I know this question has be asked already here: Haskell — "The last statement in a 'do' construct must be an expression".
即使我的代码非常相似,我仍然无法弄清楚问题。如果有人能指出我的问题,我会非常感激。
Even though my code is very similar I still can't figure out the problem.
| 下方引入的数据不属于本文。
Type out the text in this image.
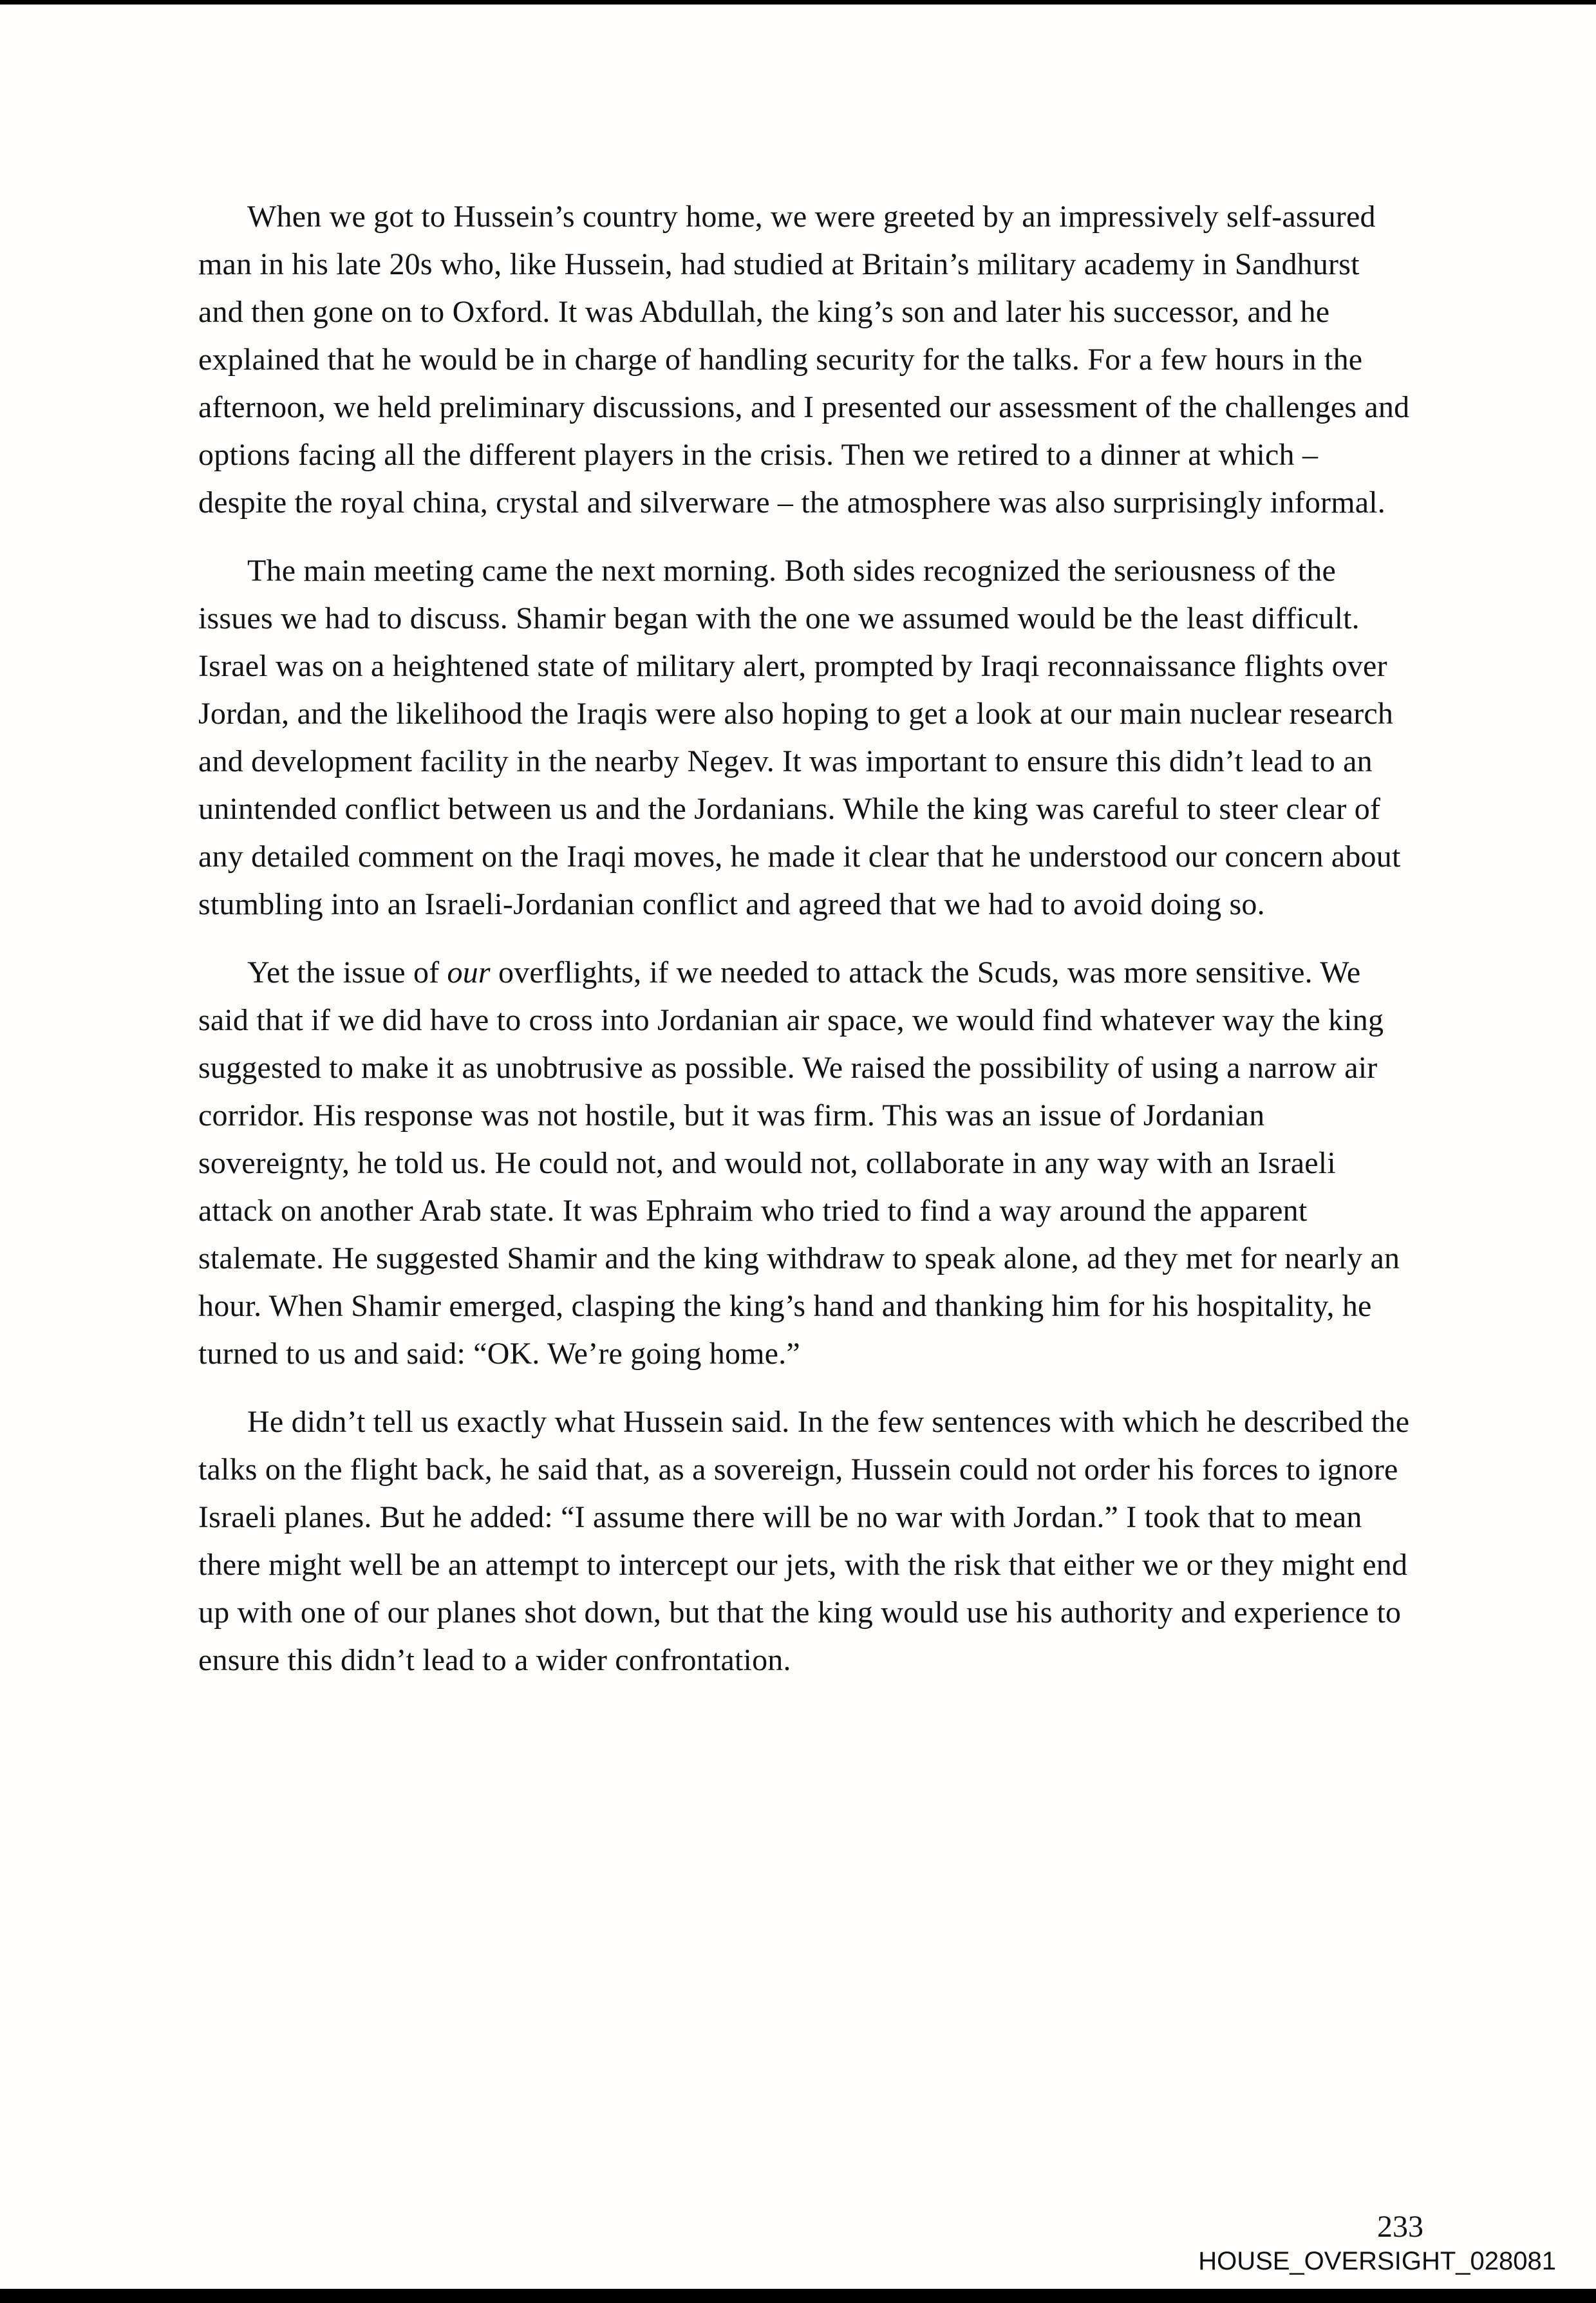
When we got to Hussein’s country home, we were greeted by an impressively self-assured man in his late 20s who, like Hussein, had studied at Britain’s military academy in Sandhurst and then gone on to Oxford. It was Abdullah, the king’s son and later his successor, and he explained that he would be in charge of handling security for the talks. For a few hours in the afternoon, we held preliminary discussions, and I presented our assessment of the challenges and options facing all the different players in the crisis. Then we retired to a dinner at which – despite the royal china, crystal and silverware – the atmosphere was also surprisingly informal.

The main meeting came the next morning. Both sides recognized the seriousness of the issues we had to discuss. Shamir began with the one we assumed would be the least difficult. Israel was on a heightened state of military alert, prompted by Iraqi reconnaissance flights over Jordan, and the likelihood the Iraqis were also hoping to get a look at our main nuclear research and development facility in the nearby Negev. It was important to ensure this didn’t lead to an unintended conflict between us and the Jordanians. While the king was careful to steer clear of any detailed comment on the Iraqi moves, he made it clear that he understood our concern about stumbling into an Israeli-Jordanian conflict and agreed that we had to avoid doing so.

Yet the issue of our overflights, if we needed to attack the Scuds, was more sensitive. We said that if we did have to cross into Jordanian air space, we would find whatever way the king suggested to make it as unobtrusive as possible. We raised the possibility of using a narrow air corridor. His response was not hostile, but it was firm. This was an issue of Jordanian sovereignty, he told us. He could not, and would not, collaborate in any way with an Israeli attack on another Arab state. It was Ephraim who tried to find a way around the apparent stalemate. He suggested Shamir and the king withdraw to speak alone, ad they met for nearly an hour. When Shamir emerged, clasping the king’s hand and thanking him for his hospitality, he turned to us and said: “OK. We’re going home.”

He didn’t tell us exactly what Hussein said. In the few sentences with which he described the talks on the flight back, he said that, as a sovereign, Hussein could not order his forces to ignore Israeli planes. But he added: “I assume there will be no war with Jordan.” I took that to mean there might well be an attempt to intercept our jets, with the risk that either we or they might end up with one of our planes shot down, but that the king would use his authority and experience to ensure this didn’t lead to a wider confrontation.

233
HOUSE_OVERSIGHT_028081
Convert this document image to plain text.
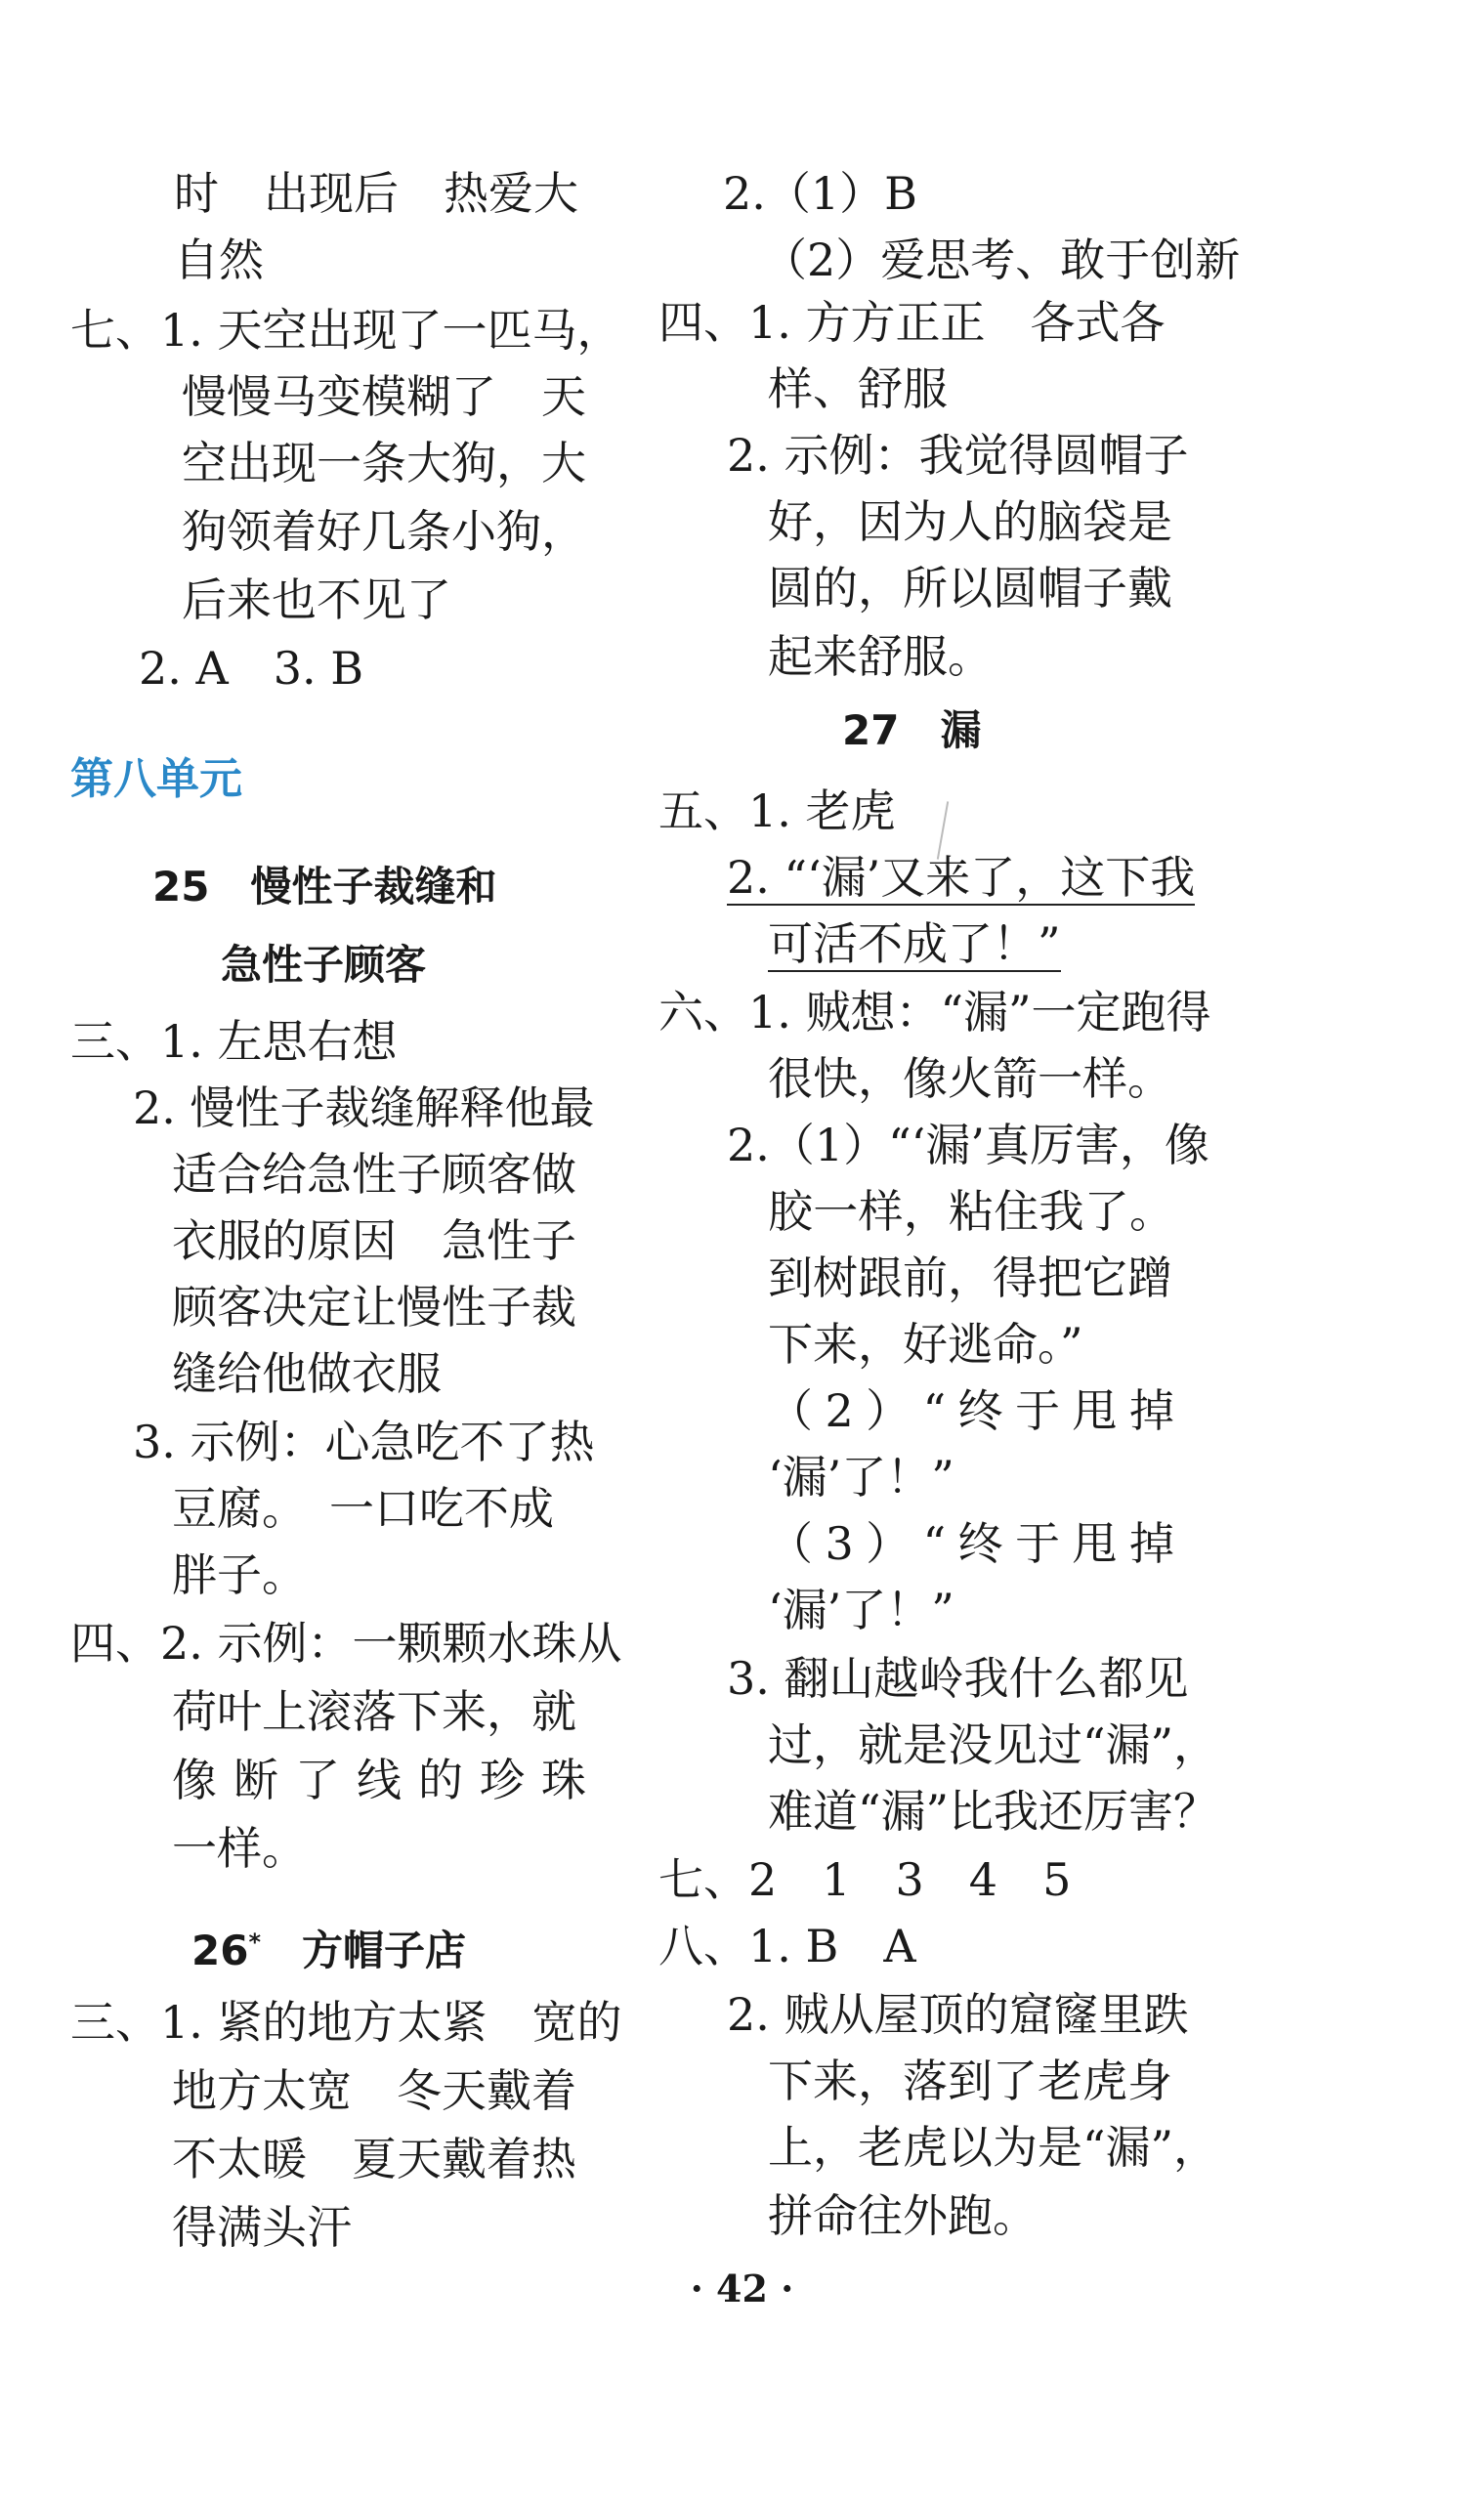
时　出现后　热爱大
自然
七、1. 天空出现了一匹马，
慢慢马变模糊了　天
空出现一条大狗，大
狗领着好几条小狗，
后来也不见了
2. A　3. B
第八单元
25　慢性子裁缝和
急性子顾客
三、1. 左思右想
2. 慢性子裁缝解释他最
适合给急性子顾客做
衣服的原因　急性子
顾客决定让慢性子裁
缝给他做衣服
3. 示例：心急吃不了热
豆腐。　一口吃不成
胖子。
四、2. 示例：一颗颗水珠从
荷叶上滚落下来，就
像断了线的珍珠
一样。
26*　 方帽子店
三、1. 紧的地方太紧　宽的
地方太宽　冬天戴着
不太暖　夏天戴着热
得满头汗
2.（1）B
（2）爱思考、敢于创新
四、1. 方方正正　各式各
样、舒服
2. 示例：我觉得圆帽子
好，因为人的脑袋是
圆的，所以圆帽子戴
起来舒服。
27　漏
五、1. 老虎
2. “‘漏’又来了，这下我
可活不成了！”
六、1. 贼想：“漏”一定跑得
很快，像火箭一样。
2.（1）“‘漏’真厉害，像
胶一样，粘住我了。
到树跟前，得把它蹭
下来，好逃命。”
（2）“终于甩掉
‘漏’了！”
（3）“终于甩掉
‘漏’了！”
3. 翻山越岭我什么都见
过，就是没见过“漏”，
难道“漏”比我还厉害？
七、2　1　3　4　5
八、1. B　A
2. 贼从屋顶的窟窿里跌
下来，落到了老虎身
上，老虎以为是“漏”，
拼命往外跑。
· 42 ·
If anyone could point out the problem to me I'd be very thankful.
module Main (main) where
import System.IO
import System(getArgs)
main :: IO()
main = do
args <- getArgs
inh <- openFile $ ReadMode head args
printFile inh
hClose inh
printFile :: Handle -> IO ()
printFile handle = do
end <- hIsEOF handle
if end
then return ()
else do line <- hGetLine handle
putStrLn line
printFile handle
推荐答案
你的缩进被打破。这些更好:
Your indentation is broken. These are better:
printFile :: Handle -> IO ()
printFile handle = do
end <- hIsEOF handle
if end
then return ()
else do line <- hGetLine handle
putStrLn line
printFile handle
printFile :: Handle -> IO ()
printFile handle = do
end <- hIsEOF handle
if end
then return ()
else do
line <- hGetLine handle
putStrLn line
printFile handle
通过如果进一步缩进而不是 end< - hIsEof handle ,它实际上是一个行继续,而不是中的后续操作做。类似地,你有 putStrLn行少于行< -hGetLine句柄的事实意味着做(在 else 里面)在那里结束。
By having if further indented than end <- hIsEof handle, it was actually a line continuation, not a subsequent action in the do. Similarly, the fact that you had putStrLn line less indented than line <- hGetLine handle means that the do (inside the else) ended there.
这篇关于'做'在Haskell构建的文章就介绍到这了,希望我们推荐的答案对大家有所帮助,也希望大家多多支持IT屋!